After publishing this story, Keep A Child Alive's communications director responded to my request for comment earlier this morning regarding Bowie's passing:

The news of David Bowie's passing has deeply saddened us. We couldn't have known, when he performed at Keep a Child Alive's Black Ball gala, in 2006, that it was to be his last public performance. A performance that was to directly impact the lives of children and families struggling with HIV in Africa. That night David, the master of reinvention, sang about the need to embrace change. His performance was mesmerizing, and we couldn't be more proud of, and grateful for his - and Iman's - support over the years. We send our thoughts and love to Iman and her family, as we now turn to face the strange changes that life sends our way.

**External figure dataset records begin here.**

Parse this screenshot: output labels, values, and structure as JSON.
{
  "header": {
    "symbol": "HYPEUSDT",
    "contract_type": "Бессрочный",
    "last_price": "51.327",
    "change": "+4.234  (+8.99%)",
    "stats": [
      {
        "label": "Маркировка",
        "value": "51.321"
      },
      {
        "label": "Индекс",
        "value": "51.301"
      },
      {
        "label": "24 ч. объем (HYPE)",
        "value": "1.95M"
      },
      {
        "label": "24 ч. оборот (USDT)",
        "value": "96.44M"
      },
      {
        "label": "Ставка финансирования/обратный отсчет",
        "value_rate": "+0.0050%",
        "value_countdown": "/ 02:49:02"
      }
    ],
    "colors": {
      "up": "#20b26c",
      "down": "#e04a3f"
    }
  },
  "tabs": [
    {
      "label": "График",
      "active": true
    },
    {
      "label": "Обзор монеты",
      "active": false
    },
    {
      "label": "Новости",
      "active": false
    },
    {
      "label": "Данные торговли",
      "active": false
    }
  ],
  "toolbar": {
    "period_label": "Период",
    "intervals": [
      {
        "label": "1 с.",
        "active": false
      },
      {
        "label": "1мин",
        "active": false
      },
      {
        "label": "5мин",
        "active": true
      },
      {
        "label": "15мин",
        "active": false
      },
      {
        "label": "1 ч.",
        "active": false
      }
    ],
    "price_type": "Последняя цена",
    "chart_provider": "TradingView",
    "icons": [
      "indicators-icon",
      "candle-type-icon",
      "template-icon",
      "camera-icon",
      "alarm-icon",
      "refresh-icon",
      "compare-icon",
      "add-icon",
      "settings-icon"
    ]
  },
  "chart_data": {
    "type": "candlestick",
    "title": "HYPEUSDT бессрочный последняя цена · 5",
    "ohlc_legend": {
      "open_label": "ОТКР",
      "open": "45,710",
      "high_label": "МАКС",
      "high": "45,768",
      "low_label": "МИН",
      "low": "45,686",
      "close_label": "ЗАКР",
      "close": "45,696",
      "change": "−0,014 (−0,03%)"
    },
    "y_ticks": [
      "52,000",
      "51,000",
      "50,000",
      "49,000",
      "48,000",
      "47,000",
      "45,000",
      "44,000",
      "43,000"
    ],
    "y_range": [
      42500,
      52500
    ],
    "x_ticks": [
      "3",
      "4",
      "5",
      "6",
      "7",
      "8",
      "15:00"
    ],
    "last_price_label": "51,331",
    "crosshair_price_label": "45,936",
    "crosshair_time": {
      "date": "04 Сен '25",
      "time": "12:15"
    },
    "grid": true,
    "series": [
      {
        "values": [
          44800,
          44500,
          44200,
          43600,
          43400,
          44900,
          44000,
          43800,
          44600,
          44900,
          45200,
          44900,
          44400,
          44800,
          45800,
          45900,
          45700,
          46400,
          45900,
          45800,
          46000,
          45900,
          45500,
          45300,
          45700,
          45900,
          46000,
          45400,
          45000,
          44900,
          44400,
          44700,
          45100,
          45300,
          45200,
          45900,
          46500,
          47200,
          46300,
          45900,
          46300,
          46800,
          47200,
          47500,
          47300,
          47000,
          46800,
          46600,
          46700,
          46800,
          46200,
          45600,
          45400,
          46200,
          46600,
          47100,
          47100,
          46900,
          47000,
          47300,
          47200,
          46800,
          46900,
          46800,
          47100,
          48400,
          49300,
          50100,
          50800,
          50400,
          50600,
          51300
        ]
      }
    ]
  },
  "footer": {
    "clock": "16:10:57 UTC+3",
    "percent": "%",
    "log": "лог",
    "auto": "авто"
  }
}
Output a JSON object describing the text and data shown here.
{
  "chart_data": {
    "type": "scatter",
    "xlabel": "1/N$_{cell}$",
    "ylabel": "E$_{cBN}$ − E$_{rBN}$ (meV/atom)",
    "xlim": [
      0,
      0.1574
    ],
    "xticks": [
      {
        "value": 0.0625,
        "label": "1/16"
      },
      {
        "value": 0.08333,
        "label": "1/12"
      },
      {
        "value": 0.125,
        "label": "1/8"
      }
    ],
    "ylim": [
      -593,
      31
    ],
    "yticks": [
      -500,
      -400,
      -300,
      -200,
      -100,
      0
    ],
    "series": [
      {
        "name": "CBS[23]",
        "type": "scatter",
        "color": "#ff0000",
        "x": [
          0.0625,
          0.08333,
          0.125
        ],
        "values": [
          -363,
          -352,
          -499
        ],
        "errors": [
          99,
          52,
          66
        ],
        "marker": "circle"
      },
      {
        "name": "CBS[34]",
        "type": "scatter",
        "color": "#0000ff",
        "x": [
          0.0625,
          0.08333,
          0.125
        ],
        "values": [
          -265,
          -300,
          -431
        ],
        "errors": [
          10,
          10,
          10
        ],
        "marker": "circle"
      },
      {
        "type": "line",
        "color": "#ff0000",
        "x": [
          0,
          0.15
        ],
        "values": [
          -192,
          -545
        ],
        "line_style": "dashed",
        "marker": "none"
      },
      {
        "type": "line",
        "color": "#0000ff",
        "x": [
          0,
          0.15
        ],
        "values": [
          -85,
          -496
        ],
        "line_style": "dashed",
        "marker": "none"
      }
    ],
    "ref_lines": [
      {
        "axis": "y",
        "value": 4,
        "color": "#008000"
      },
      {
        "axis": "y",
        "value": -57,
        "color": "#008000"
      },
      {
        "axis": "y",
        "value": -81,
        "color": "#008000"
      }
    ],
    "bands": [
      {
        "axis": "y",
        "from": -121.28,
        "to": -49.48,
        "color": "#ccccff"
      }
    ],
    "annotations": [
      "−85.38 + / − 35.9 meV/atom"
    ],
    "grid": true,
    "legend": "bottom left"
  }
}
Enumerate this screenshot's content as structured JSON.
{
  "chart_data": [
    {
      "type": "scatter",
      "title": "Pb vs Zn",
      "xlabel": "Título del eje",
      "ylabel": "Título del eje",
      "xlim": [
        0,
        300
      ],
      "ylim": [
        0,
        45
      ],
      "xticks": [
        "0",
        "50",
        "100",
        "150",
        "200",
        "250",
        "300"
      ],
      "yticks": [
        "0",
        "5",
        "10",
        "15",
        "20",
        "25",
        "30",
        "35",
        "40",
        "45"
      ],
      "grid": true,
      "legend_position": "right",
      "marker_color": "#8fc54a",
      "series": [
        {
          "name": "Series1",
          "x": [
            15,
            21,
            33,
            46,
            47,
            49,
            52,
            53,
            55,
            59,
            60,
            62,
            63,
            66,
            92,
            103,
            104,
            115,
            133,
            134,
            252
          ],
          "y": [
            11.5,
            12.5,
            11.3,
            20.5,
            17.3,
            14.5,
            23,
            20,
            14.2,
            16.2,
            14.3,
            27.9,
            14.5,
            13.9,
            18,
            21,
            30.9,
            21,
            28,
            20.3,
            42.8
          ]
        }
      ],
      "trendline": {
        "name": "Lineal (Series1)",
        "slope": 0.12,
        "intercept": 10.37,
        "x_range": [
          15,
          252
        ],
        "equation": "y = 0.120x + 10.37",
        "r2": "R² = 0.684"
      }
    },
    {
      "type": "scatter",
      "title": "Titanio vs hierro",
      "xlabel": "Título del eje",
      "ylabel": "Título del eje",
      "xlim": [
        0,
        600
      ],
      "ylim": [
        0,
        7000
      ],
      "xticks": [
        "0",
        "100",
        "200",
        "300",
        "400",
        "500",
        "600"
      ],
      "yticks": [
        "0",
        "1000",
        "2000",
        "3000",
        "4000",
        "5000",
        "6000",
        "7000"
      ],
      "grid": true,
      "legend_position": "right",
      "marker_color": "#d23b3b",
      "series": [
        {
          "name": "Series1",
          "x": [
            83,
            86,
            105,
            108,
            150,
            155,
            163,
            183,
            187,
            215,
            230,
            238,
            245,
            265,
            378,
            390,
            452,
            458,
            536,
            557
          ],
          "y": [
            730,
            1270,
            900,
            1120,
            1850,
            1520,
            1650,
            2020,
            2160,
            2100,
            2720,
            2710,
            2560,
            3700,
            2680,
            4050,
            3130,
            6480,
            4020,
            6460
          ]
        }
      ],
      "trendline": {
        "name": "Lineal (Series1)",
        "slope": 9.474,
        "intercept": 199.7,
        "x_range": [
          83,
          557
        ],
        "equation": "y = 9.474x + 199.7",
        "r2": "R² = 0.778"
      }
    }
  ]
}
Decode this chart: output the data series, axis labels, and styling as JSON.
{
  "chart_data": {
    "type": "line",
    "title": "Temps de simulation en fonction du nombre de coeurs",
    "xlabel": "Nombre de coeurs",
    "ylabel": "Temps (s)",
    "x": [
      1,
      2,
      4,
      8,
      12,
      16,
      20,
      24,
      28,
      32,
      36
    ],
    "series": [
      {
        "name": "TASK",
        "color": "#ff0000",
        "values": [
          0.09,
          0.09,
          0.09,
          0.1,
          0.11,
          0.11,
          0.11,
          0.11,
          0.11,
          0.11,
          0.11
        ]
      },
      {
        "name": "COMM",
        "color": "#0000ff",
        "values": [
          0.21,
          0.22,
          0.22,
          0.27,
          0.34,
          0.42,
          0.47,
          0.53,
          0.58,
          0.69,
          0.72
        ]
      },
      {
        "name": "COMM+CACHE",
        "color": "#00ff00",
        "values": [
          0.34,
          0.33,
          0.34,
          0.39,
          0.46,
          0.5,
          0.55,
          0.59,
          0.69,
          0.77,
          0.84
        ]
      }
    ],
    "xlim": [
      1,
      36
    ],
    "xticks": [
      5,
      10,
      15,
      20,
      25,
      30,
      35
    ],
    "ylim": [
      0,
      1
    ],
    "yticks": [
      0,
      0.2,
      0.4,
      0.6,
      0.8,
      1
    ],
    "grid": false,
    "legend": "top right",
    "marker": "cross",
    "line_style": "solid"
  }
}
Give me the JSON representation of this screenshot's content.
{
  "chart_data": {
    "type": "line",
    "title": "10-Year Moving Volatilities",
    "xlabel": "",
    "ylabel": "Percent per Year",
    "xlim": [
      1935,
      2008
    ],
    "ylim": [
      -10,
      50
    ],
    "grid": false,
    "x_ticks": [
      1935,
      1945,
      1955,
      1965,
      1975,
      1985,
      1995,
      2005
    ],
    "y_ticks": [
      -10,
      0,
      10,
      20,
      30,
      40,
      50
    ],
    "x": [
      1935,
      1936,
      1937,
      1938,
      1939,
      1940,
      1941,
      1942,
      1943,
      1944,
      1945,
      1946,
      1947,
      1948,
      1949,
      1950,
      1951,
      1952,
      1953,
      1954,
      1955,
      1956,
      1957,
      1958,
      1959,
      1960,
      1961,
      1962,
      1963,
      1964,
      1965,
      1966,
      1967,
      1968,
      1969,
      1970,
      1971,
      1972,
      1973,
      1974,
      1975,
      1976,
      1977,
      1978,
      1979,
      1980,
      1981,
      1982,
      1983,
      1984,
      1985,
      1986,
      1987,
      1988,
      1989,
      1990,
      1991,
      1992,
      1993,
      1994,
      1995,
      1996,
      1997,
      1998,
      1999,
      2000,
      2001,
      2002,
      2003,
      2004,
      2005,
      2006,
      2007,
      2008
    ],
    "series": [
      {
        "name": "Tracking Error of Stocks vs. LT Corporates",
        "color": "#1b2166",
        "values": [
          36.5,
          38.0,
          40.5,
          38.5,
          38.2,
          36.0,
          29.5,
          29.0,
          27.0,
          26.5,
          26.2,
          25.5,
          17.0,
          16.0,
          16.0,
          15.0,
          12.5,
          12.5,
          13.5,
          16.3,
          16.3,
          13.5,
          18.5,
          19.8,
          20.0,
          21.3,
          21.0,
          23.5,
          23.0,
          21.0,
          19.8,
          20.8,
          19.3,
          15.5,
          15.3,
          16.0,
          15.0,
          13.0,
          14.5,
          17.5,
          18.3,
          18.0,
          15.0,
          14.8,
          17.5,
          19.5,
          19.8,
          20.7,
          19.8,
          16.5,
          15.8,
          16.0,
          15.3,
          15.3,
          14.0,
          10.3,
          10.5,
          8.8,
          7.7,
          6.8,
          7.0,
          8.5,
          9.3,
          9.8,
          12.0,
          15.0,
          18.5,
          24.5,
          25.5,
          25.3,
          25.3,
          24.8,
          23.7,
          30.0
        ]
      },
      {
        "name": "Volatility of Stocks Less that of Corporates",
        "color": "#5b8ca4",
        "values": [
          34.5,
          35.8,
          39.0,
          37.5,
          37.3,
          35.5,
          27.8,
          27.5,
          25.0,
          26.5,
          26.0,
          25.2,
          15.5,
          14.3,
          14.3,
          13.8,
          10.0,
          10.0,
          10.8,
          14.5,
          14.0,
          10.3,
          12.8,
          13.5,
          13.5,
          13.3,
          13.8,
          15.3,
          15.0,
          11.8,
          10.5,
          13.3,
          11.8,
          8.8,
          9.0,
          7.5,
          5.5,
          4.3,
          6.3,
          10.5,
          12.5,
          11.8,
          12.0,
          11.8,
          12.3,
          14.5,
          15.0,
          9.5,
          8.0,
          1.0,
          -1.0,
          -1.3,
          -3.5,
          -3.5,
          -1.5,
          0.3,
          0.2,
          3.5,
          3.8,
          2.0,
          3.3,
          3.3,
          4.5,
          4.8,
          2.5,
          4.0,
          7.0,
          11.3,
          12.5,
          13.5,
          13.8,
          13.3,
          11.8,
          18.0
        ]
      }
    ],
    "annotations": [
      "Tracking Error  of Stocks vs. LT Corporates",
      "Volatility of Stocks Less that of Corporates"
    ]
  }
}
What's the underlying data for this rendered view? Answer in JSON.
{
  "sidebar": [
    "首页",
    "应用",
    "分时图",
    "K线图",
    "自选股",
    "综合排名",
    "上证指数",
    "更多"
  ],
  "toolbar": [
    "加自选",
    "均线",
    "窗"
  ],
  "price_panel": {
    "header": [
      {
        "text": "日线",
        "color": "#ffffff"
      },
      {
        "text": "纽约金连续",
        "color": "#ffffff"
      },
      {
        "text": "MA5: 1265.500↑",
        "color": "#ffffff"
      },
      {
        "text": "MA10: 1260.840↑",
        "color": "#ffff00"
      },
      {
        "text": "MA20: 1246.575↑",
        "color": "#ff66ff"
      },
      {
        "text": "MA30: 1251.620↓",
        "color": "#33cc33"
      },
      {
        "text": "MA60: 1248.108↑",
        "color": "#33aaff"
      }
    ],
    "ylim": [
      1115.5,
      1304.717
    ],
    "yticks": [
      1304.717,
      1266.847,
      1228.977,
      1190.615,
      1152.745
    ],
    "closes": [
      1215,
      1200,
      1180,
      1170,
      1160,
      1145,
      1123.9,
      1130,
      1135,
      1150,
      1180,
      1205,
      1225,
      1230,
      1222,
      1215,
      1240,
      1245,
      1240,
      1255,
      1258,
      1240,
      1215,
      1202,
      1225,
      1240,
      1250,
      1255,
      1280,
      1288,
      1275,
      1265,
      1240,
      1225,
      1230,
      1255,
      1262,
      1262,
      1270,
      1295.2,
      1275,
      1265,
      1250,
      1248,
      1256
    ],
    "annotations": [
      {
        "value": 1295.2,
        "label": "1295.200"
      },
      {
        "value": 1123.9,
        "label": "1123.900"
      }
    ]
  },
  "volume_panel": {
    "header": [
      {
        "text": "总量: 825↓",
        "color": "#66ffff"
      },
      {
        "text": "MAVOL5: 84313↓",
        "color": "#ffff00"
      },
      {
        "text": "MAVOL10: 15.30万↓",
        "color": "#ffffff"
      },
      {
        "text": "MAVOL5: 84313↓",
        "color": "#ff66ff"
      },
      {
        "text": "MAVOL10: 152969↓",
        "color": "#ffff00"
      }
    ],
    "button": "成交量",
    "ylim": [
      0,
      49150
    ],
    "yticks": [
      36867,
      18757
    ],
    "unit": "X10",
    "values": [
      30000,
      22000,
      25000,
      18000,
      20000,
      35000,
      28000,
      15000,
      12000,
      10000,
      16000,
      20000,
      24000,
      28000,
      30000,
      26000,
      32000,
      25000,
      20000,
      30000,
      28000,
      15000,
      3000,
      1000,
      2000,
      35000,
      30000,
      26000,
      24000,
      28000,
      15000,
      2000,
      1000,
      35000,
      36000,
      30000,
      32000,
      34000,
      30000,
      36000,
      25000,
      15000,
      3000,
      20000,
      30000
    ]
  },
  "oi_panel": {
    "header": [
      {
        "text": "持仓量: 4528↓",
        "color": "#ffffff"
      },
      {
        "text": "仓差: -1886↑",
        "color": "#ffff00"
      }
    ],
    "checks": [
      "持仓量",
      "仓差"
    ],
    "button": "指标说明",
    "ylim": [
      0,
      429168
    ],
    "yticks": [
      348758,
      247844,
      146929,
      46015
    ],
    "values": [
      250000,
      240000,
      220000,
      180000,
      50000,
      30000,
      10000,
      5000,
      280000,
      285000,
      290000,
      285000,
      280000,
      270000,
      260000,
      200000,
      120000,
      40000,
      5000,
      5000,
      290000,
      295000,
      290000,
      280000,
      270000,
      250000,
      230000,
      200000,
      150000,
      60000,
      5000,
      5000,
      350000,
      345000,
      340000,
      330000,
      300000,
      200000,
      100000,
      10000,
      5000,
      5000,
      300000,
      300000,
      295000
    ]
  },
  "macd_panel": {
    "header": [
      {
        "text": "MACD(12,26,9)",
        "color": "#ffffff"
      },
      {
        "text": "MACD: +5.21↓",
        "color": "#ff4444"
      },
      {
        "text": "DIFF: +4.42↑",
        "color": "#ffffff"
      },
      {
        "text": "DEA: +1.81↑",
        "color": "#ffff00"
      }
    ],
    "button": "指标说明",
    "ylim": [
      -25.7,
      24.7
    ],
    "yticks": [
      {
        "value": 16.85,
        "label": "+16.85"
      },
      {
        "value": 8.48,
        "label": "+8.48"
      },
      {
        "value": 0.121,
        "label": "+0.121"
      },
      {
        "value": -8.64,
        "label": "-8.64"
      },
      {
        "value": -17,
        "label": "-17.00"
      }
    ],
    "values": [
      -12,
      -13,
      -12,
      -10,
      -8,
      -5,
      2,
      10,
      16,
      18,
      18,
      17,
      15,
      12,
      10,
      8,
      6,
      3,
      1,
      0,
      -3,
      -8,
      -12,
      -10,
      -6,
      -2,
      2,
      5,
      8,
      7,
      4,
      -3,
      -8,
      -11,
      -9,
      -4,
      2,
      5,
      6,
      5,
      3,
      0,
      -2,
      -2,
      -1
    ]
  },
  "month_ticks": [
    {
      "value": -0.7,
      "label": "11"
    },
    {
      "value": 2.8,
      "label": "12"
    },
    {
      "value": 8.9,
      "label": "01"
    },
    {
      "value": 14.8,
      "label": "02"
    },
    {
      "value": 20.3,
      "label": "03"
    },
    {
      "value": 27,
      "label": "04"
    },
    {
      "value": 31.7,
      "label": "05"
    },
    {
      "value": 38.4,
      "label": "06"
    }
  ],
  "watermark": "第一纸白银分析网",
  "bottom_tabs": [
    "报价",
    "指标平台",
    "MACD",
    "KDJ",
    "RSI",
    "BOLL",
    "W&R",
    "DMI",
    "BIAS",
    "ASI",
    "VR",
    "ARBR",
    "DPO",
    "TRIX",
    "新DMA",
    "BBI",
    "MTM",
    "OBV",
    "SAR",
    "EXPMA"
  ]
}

Peter Twyman, CEO, Keep a Child Alive
Leigh Blake, Founder, Keep a Child Alive

Jeff Varner at The Borgen Project also wrote last year about the couple's longstanding philanthropic efforts in fighting HIV/AIDS and extreme poverty.

Other science tidbits

Another medical factoid about David Bowie relates to his eye color. Heterochromia iridis is an autosomal recessive trait whereby a person's irises take on different colors due to unequal melanin pigmentation. Bowie appeared to have a darker left eye than his blue right eye. However, the difference was not due to heterochromia. He suffered an eye injury during a high school dustup and the damage left his pupil permanently dilated, making it appear that his iris was darker than the other. That condition is called anisocoria.

But the science that I'll miss most about David Bowie is the way that the hair cells of my cochlea amplify and transduce his music into neurotransmitters. I was fortunate to see him twice: once on the 1983 Let's Dance tour at The Spectrum in Philadelphia and previously on Broadway where he played John Merrick in The Elephant Man in late 1980. I was particularly fortunate to see Bowie at the Booth Theater because the play was only scheduled to run there for three months. And after his dear friend John Lennon was murdered elsewhere in the city early that December, Bowie elected to have his understudy fill the final month of the run.

And as an amateur musician, I still find myself learning to play David Bowie songs, finally nailing "Drive-In Saturday" from Aladdin Sane in November.

For the young folks who wonder what all the hubbub is about – and for the oldsters who might not know fully of Bowie's artistic origins – I strongly recommend that you spend an hour with this 2012 BBC Four documentary, David Bowie and the Story of Ziggy Stardust. I have to admit that I didn't fully appreciate the origins of Bowie's theatrical mentoring by mime and thespian Lindsay Kemp. Moreover, the documentary shows the false starts Bowie had in developing the Ziggy Stardust character, demonstrating his perseverance in pursuing his craft.